Company Culture Trends to Watch in 2021
Within the next year, workplace culture may undergo one of the most significant shifts in recent memory. From the anticipated COVID-19 fallout to the decentralization of traditional offices, company cultures could look very different by the end of 2021. Here’s how.
What is Company Culture and Why Does it Matter?
Company culture often refers to the personality of a company. It’s a learned, shared experience that defines the environment employees work in, company mission, company values, ethics, expectations, and goals.
Employees are more likely to enjoy their time in the workplace if they fit in with the company culture, which impacts retention and engagement rates. Additionally, employees are more likely to recommend others to work for your company.
Company Culture Trends HR Pros Should Watch in 2021
Employers and HR professionals can enhance company culture by adopting new processes or tweaking existing practices. No matter how teams approach changes, culture shifts should fit with a company’s mission and vision for success, now and in the future.
Consider the following trends to watch in 2021:
- Long-term COVID-19 Changes: COVID-19 changed everything. And while much remains unclear about the future of American workplaces after the end of the coronavirus pandemic, employers can expect shifts towards more remote work-friendly offices and rethinking how business travel is done.
- Commitment to a Healthy Work-Life Balance: The collective stress experienced by Americans in 2020 will play a role in shaping benefits packages for 2021 open enrollment. For example, Human Resources Today predicts employers that place greater emphasis on providing a healthy work-life balance for its employees will benefit the most in the coming year. This could include more flexible PTO policies, mental health services, and pet-friendly benefits.
- Decentralized Workplaces: With remote work now common in countless industries, employers are rethinking how their offices are laid out. Whether downsizing square footage, relocating to more affordable locations, or restructuring the workspace, HR should prepare for a workforce that’s managed both digitally and physically. The Washington Post even expects companies will soon begin hiring executives to "lead the remote work experience."
- Remote Work Benefits: HR Dive recently reported that social media giant Facebook estimated half of its workforce will be working remotely within five to 10 years. As work-from-home becomes more normalized, companies will continue to add value to employees in these positions. Look for remote work stipends to become more popular in 2021, including allocations for internet expenditures, office equipment and materials, and even coffee supplies.
- Emphasis on 1:1 Meetings: With shifts towards more decentralized workforces, managers and supervisors will look for ways to improve their communication with direct reports. By implementing weekly 1-to-1 meetings, managers can offer constructive coaching and cover compliance concerns in the event an employee is laid off.

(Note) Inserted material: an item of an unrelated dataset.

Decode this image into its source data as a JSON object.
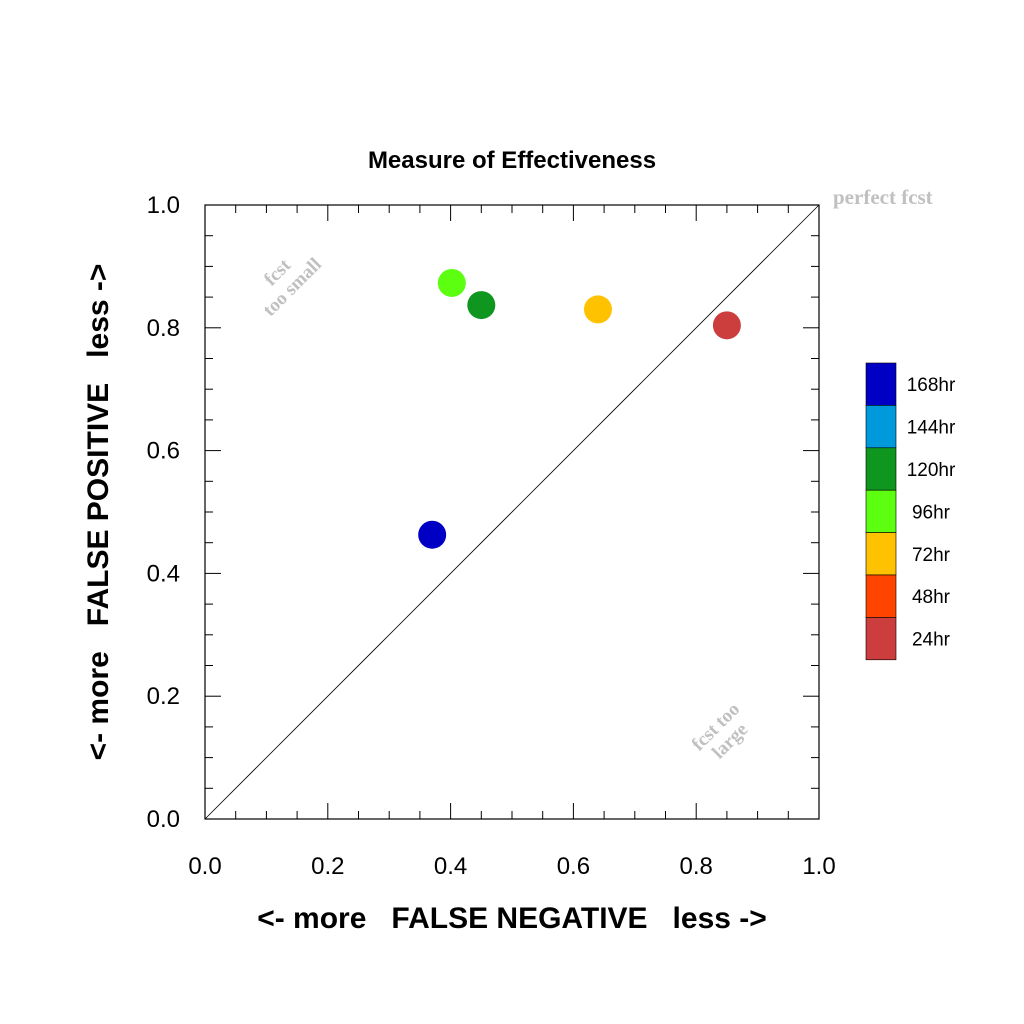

- Intentional Culture Building: In the past, anything resembling culture was likely a byproduct of work tasks and the work environment; now, culture informs daily work and the work environment. Employee recognition company O.C. Tanner identified intentional efforts to build company culture as a trend for 2020 and employers have every reason to believe this will extend into 2021. HR should look to build a meaningful culture that enhances the company and the employees’ experience.
- More Reliance on Digital Processes: Smaller companies can and should adopt digital platforms that make daily processes easier to manage. For example, an HRIS combines and simplifies HR tasks like applicant tracking and Form I-9 compliance. The result? Extra time for HR to focus on things like building culture, implementing 1:1 meetings, and more.